I had already seen The Murders Before the Marathon a few weeks ago and while that covers the triple homicide possibly related to this terrorist attack, the first episode was largely about the bombing. American Manhunt had the disadvantage of me being a day removed from watching Missing Kenley, a new favorite of mine. I want to be a harsh yet fair critic of these documentaries. 

Only a few minutes into American Manhunt, I pretty much knew what I was getting. This was another Waco: American Apocalypse in every way possible. Let’s discuss.

American Manhunt: The Boston Marathon Bombing is the most Netflix documentary there is

Netflix’s true crime documentaries have a certain flair and flash to them. It doesn’t matter what language it is. It’s a working formula. I tend to like many of the documentaries they put out but rarely really love any because of how predictable they are. Many of the newer documentaries Netflix has done also cover well-known cases. What I got from The Murders Before the Marathon was a deeper dive into a much lesser known part of the Tsarnaev Brothers. This was a Hulu documentary which means it took a few more risks. American Manhunt doesn’t take any.

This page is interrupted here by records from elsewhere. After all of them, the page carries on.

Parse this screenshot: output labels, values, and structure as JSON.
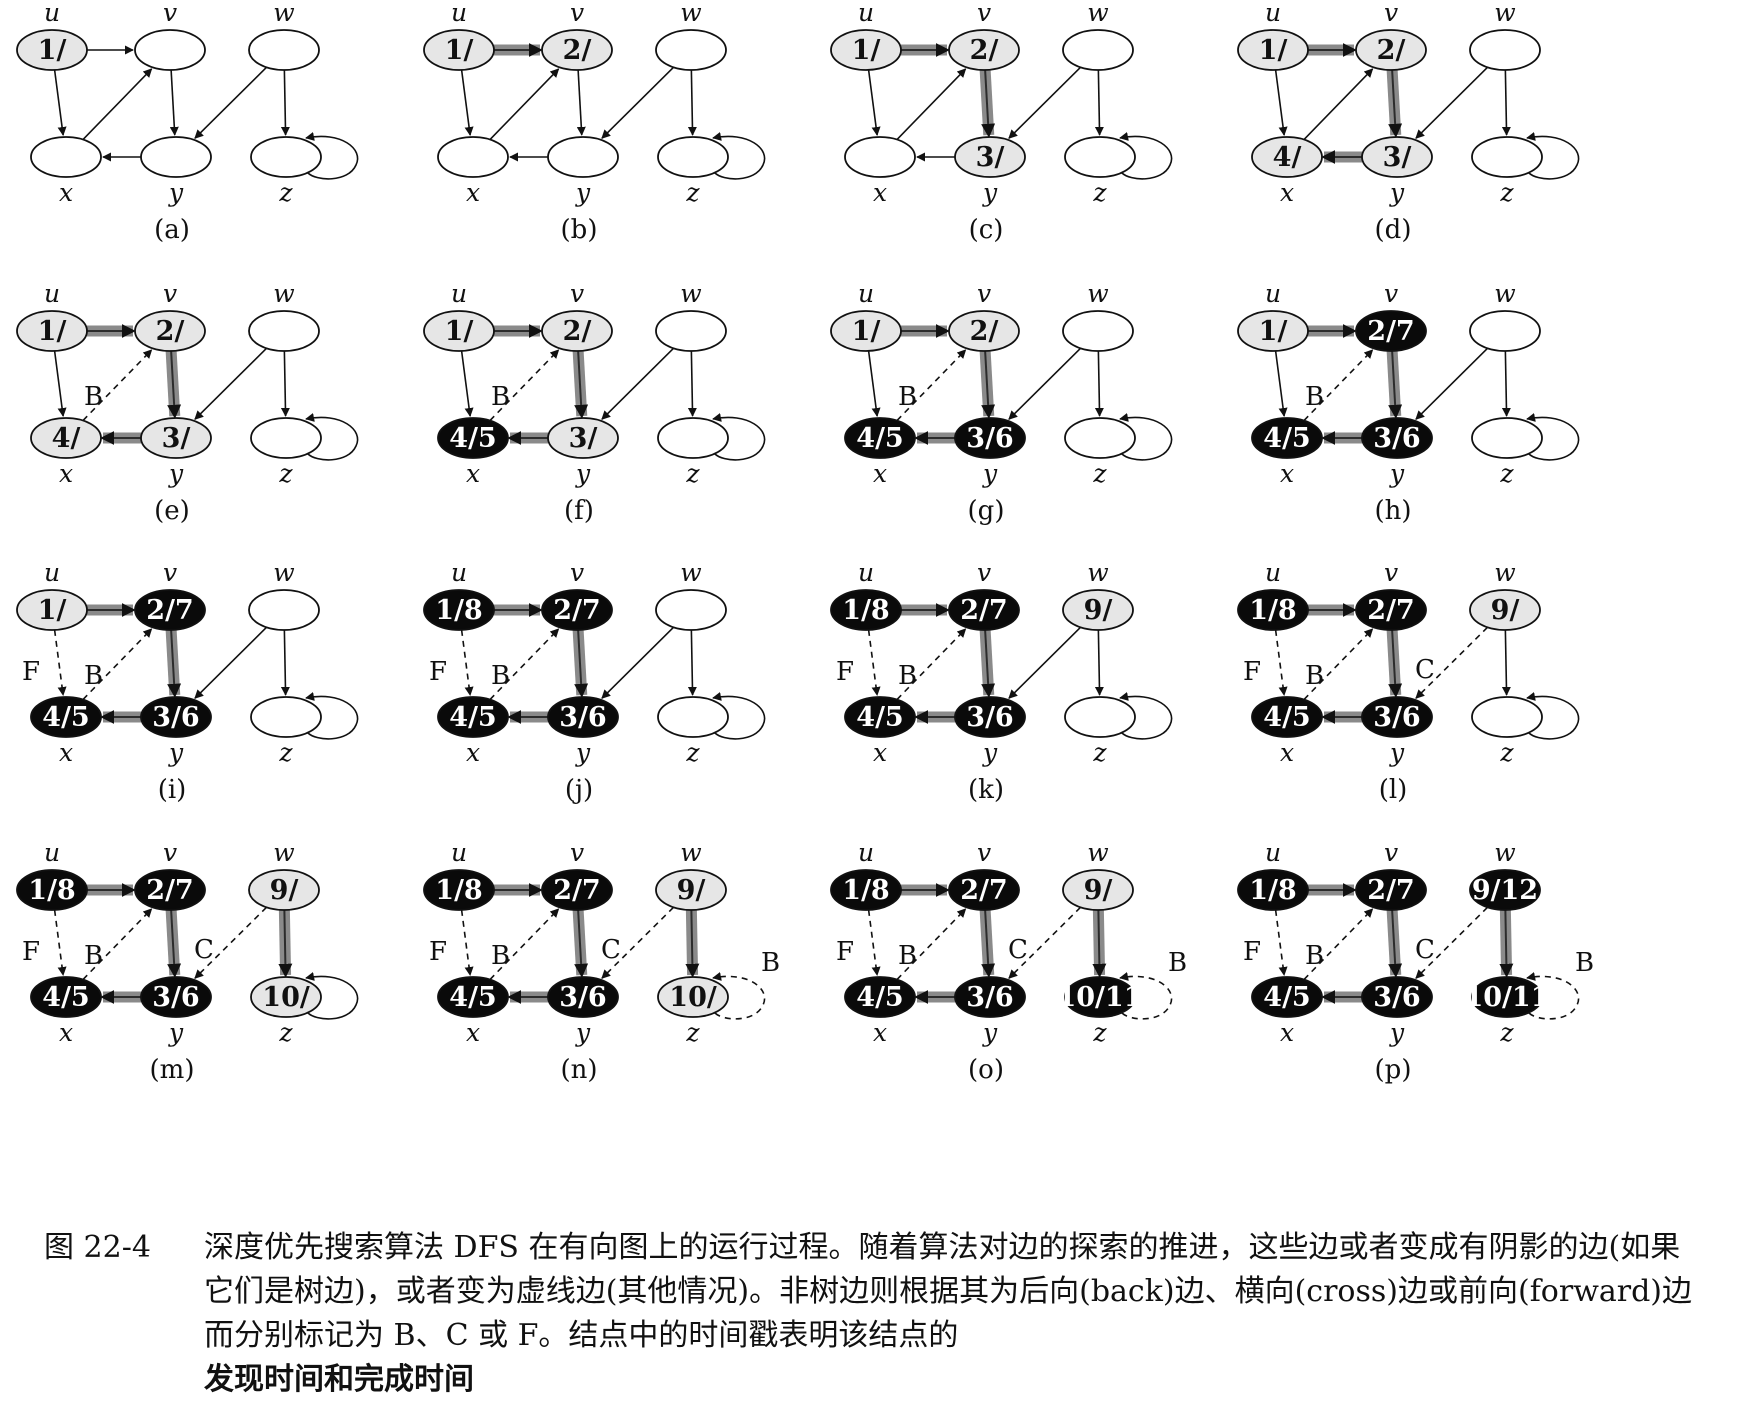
{
  "vertices": [
    {
      "id": "u",
      "name": "u"
    },
    {
      "id": "v",
      "name": "v"
    },
    {
      "id": "w",
      "name": "w"
    },
    {
      "id": "x",
      "name": "x"
    },
    {
      "id": "y",
      "name": "y"
    },
    {
      "id": "z",
      "name": "z"
    }
  ],
  "edges": [
    {
      "from": "u",
      "to": "v"
    },
    {
      "from": "u",
      "to": "x"
    },
    {
      "from": "x",
      "to": "v"
    },
    {
      "from": "v",
      "to": "y"
    },
    {
      "from": "y",
      "to": "x"
    },
    {
      "from": "w",
      "to": "y"
    },
    {
      "from": "w",
      "to": "z"
    },
    {
      "from": "z",
      "to": "z"
    }
  ],
  "colors": {
    "white": "#ffffff",
    "gray": "#e6e6e6",
    "black": "#0a0a0a",
    "tree_edge": "#8a8a8a"
  },
  "panels": [
    {
      "caption": "(a)",
      "nodes": {
        "u": {
          "label": "1/",
          "state": "gray"
        },
        "v": {
          "label": "",
          "state": "white"
        },
        "w": {
          "label": "",
          "state": "white"
        },
        "x": {
          "label": "",
          "state": "white"
        },
        "y": {
          "label": "",
          "state": "white"
        },
        "z": {
          "label": "",
          "state": "white"
        }
      },
      "edge_types": {}
    },
    {
      "caption": "(b)",
      "nodes": {
        "u": {
          "label": "1/",
          "state": "gray"
        },
        "v": {
          "label": "2/",
          "state": "gray"
        },
        "w": {
          "label": "",
          "state": "white"
        },
        "x": {
          "label": "",
          "state": "white"
        },
        "y": {
          "label": "",
          "state": "white"
        },
        "z": {
          "label": "",
          "state": "white"
        }
      },
      "edge_types": {
        "u-v": "tree"
      }
    },
    {
      "caption": "(c)",
      "nodes": {
        "u": {
          "label": "1/",
          "state": "gray"
        },
        "v": {
          "label": "2/",
          "state": "gray"
        },
        "w": {
          "label": "",
          "state": "white"
        },
        "x": {
          "label": "",
          "state": "white"
        },
        "y": {
          "label": "3/",
          "state": "gray"
        },
        "z": {
          "label": "",
          "state": "white"
        }
      },
      "edge_types": {
        "u-v": "tree",
        "v-y": "tree"
      }
    },
    {
      "caption": "(d)",
      "nodes": {
        "u": {
          "label": "1/",
          "state": "gray"
        },
        "v": {
          "label": "2/",
          "state": "gray"
        },
        "w": {
          "label": "",
          "state": "white"
        },
        "x": {
          "label": "4/",
          "state": "gray"
        },
        "y": {
          "label": "3/",
          "state": "gray"
        },
        "z": {
          "label": "",
          "state": "white"
        }
      },
      "edge_types": {
        "u-v": "tree",
        "v-y": "tree",
        "y-x": "tree"
      }
    },
    {
      "caption": "(e)",
      "nodes": {
        "u": {
          "label": "1/",
          "state": "gray"
        },
        "v": {
          "label": "2/",
          "state": "gray"
        },
        "w": {
          "label": "",
          "state": "white"
        },
        "x": {
          "label": "4/",
          "state": "gray"
        },
        "y": {
          "label": "3/",
          "state": "gray"
        },
        "z": {
          "label": "",
          "state": "white"
        }
      },
      "edge_types": {
        "u-v": "tree",
        "v-y": "tree",
        "y-x": "tree",
        "x-v": "B"
      }
    },
    {
      "caption": "(f)",
      "nodes": {
        "u": {
          "label": "1/",
          "state": "gray"
        },
        "v": {
          "label": "2/",
          "state": "gray"
        },
        "w": {
          "label": "",
          "state": "white"
        },
        "x": {
          "label": "4/5",
          "state": "black"
        },
        "y": {
          "label": "3/",
          "state": "gray"
        },
        "z": {
          "label": "",
          "state": "white"
        }
      },
      "edge_types": {
        "u-v": "tree",
        "v-y": "tree",
        "y-x": "tree",
        "x-v": "B"
      }
    },
    {
      "caption": "(g)",
      "nodes": {
        "u": {
          "label": "1/",
          "state": "gray"
        },
        "v": {
          "label": "2/",
          "state": "gray"
        },
        "w": {
          "label": "",
          "state": "white"
        },
        "x": {
          "label": "4/5",
          "state": "black"
        },
        "y": {
          "label": "3/6",
          "state": "black"
        },
        "z": {
          "label": "",
          "state": "white"
        }
      },
      "edge_types": {
        "u-v": "tree",
        "v-y": "tree",
        "y-x": "tree",
        "x-v": "B"
      }
    },
    {
      "caption": "(h)",
      "nodes": {
        "u": {
          "label": "1/",
          "state": "gray"
        },
        "v": {
          "label": "2/7",
          "state": "black"
        },
        "w": {
          "label": "",
          "state": "white"
        },
        "x": {
          "label": "4/5",
          "state": "black"
        },
        "y": {
          "label": "3/6",
          "state": "black"
        },
        "z": {
          "label": "",
          "state": "white"
        }
      },
      "edge_types": {
        "u-v": "tree",
        "v-y": "tree",
        "y-x": "tree",
        "x-v": "B"
      }
    },
    {
      "caption": "(i)",
      "nodes": {
        "u": {
          "label": "1/",
          "state": "gray"
        },
        "v": {
          "label": "2/7",
          "state": "black"
        },
        "w": {
          "label": "",
          "state": "white"
        },
        "x": {
          "label": "4/5",
          "state": "black"
        },
        "y": {
          "label": "3/6",
          "state": "black"
        },
        "z": {
          "label": "",
          "state": "white"
        }
      },
      "edge_types": {
        "u-v": "tree",
        "v-y": "tree",
        "y-x": "tree",
        "x-v": "B",
        "u-x": "F"
      }
    },
    {
      "caption": "(j)",
      "nodes": {
        "u": {
          "label": "1/8",
          "state": "black"
        },
        "v": {
          "label": "2/7",
          "state": "black"
        },
        "w": {
          "label": "",
          "state": "white"
        },
        "x": {
          "label": "4/5",
          "state": "black"
        },
        "y": {
          "label": "3/6",
          "state": "black"
        },
        "z": {
          "label": "",
          "state": "white"
        }
      },
      "edge_types": {
        "u-v": "tree",
        "v-y": "tree",
        "y-x": "tree",
        "x-v": "B",
        "u-x": "F"
      }
    },
    {
      "caption": "(k)",
      "nodes": {
        "u": {
          "label": "1/8",
          "state": "black"
        },
        "v": {
          "label": "2/7",
          "state": "black"
        },
        "w": {
          "label": "9/",
          "state": "gray"
        },
        "x": {
          "label": "4/5",
          "state": "black"
        },
        "y": {
          "label": "3/6",
          "state": "black"
        },
        "z": {
          "label": "",
          "state": "white"
        }
      },
      "edge_types": {
        "u-v": "tree",
        "v-y": "tree",
        "y-x": "tree",
        "x-v": "B",
        "u-x": "F"
      }
    },
    {
      "caption": "(l)",
      "nodes": {
        "u": {
          "label": "1/8",
          "state": "black"
        },
        "v": {
          "label": "2/7",
          "state": "black"
        },
        "w": {
          "label": "9/",
          "state": "gray"
        },
        "x": {
          "label": "4/5",
          "state": "black"
        },
        "y": {
          "label": "3/6",
          "state": "black"
        },
        "z": {
          "label": "",
          "state": "white"
        }
      },
      "edge_types": {
        "u-v": "tree",
        "v-y": "tree",
        "y-x": "tree",
        "x-v": "B",
        "u-x": "F",
        "w-y": "C"
      }
    },
    {
      "caption": "(m)",
      "nodes": {
        "u": {
          "label": "1/8",
          "state": "black"
        },
        "v": {
          "label": "2/7",
          "state": "black"
        },
        "w": {
          "label": "9/",
          "state": "gray"
        },
        "x": {
          "label": "4/5",
          "state": "black"
        },
        "y": {
          "label": "3/6",
          "state": "black"
        },
        "z": {
          "label": "10/",
          "state": "gray"
        }
      },
      "edge_types": {
        "u-v": "tree",
        "v-y": "tree",
        "y-x": "tree",
        "x-v": "B",
        "u-x": "F",
        "w-y": "C",
        "w-z": "tree"
      }
    },
    {
      "caption": "(n)",
      "nodes": {
        "u": {
          "label": "1/8",
          "state": "black"
        },
        "v": {
          "label": "2/7",
          "state": "black"
        },
        "w": {
          "label": "9/",
          "state": "gray"
        },
        "x": {
          "label": "4/5",
          "state": "black"
        },
        "y": {
          "label": "3/6",
          "state": "black"
        },
        "z": {
          "label": "10/",
          "state": "gray"
        }
      },
      "edge_types": {
        "u-v": "tree",
        "v-y": "tree",
        "y-x": "tree",
        "x-v": "B",
        "u-x": "F",
        "w-y": "C",
        "w-z": "tree",
        "z-z": "B"
      }
    },
    {
      "caption": "(o)",
      "nodes": {
        "u": {
          "label": "1/8",
          "state": "black"
        },
        "v": {
          "label": "2/7",
          "state": "black"
        },
        "w": {
          "label": "9/",
          "state": "gray"
        },
        "x": {
          "label": "4/5",
          "state": "black"
        },
        "y": {
          "label": "3/6",
          "state": "black"
        },
        "z": {
          "label": "10/11",
          "state": "black"
        }
      },
      "edge_types": {
        "u-v": "tree",
        "v-y": "tree",
        "y-x": "tree",
        "x-v": "B",
        "u-x": "F",
        "w-y": "C",
        "w-z": "tree",
        "z-z": "B"
      }
    },
    {
      "caption": "(p)",
      "nodes": {
        "u": {
          "label": "1/8",
          "state": "black"
        },
        "v": {
          "label": "2/7",
          "state": "black"
        },
        "w": {
          "label": "9/12",
          "state": "black"
        },
        "x": {
          "label": "4/5",
          "state": "black"
        },
        "y": {
          "label": "3/6",
          "state": "black"
        },
        "z": {
          "label": "10/11",
          "state": "black"
        }
      },
      "edge_types": {
        "u-v": "tree",
        "v-y": "tree",
        "y-x": "tree",
        "x-v": "B",
        "u-x": "F",
        "w-y": "C",
        "w-z": "tree",
        "z-z": "B"
      }
    }
  ],
  "figure_caption": {
    "label": "图 22-4",
    "text": "深度优先搜索算法 DFS 在有向图上的运行过程。随着算法对边的探索的推进，这些边或者变成有阴影的边(如果它们是树边)，或者变为虚线边(其他情况)。非树边则根据其为后向(back)边、横向(cross)边或前向(forward)边而分别标记为 B、C 或 F。结点中的时间戳表明该结点的",
    "bold": "发现时间和完成时间"
  }
}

If you’ve seen Waco: American Apocalypse about the Branch Davidians you’ll know exactly what to expect from this. They tell a story many of us already know but wisely skip over some of the nonsense we don’t need. Not all that much is brought up about the Tsarnaev Brothers other than a few points about their backgrounds. What I really liked about The Murders Before the Marathon was how it focused so much on Tamerlan and why he felt like he needed to kill. Dzhokhar wasn’t in that documentary much because he wasn’t allegedly involved in the triple murder. I thought American Manhunt could’ve gone a little more into his life. All we get are friends talking about how they never would have thought he’d do something like this and then other people saying he was lying about his good grades and selling drugs.

There was plenty of good to come from American Manhunt. We see a ton of footage. From the moment the bombings go off through the death of Tamerlan to the capture of Dzhokhar, there’s footage of it all.

Conveniently, Netflix released the documentary almost 10 years to the day after the bombing took place. They did the same with the Waco documentary but around the 30th anniversary. It’s probably what we’ll see plenty of as they continue to churn these out.

American Manhunt was a good yet not great documentary. It grazed the surface of everything I wanted to learn about the two brothers, their families, and even the victims. The focus in this documentary was the literal manhunt. Unfortunately, I felt like viewers who don’t know more about their background might feel like something was missing.

I would recommend American Manhunt: The Boston Marathon Bombing to fans of documentaries like this. You’ll especially like it if you enjoy people being introduced with large text on either side of their head and their backs turned to the screen. Literally everyone they have talk on camera is introduced this way. If that’s your thing, you’re going to love it!

Overall Score: 8 out of 10

This was good for what it was. You won’t learn much but seeing the footage and hearing from the law enforcement that took them down gave a one-of-a-kind perspective.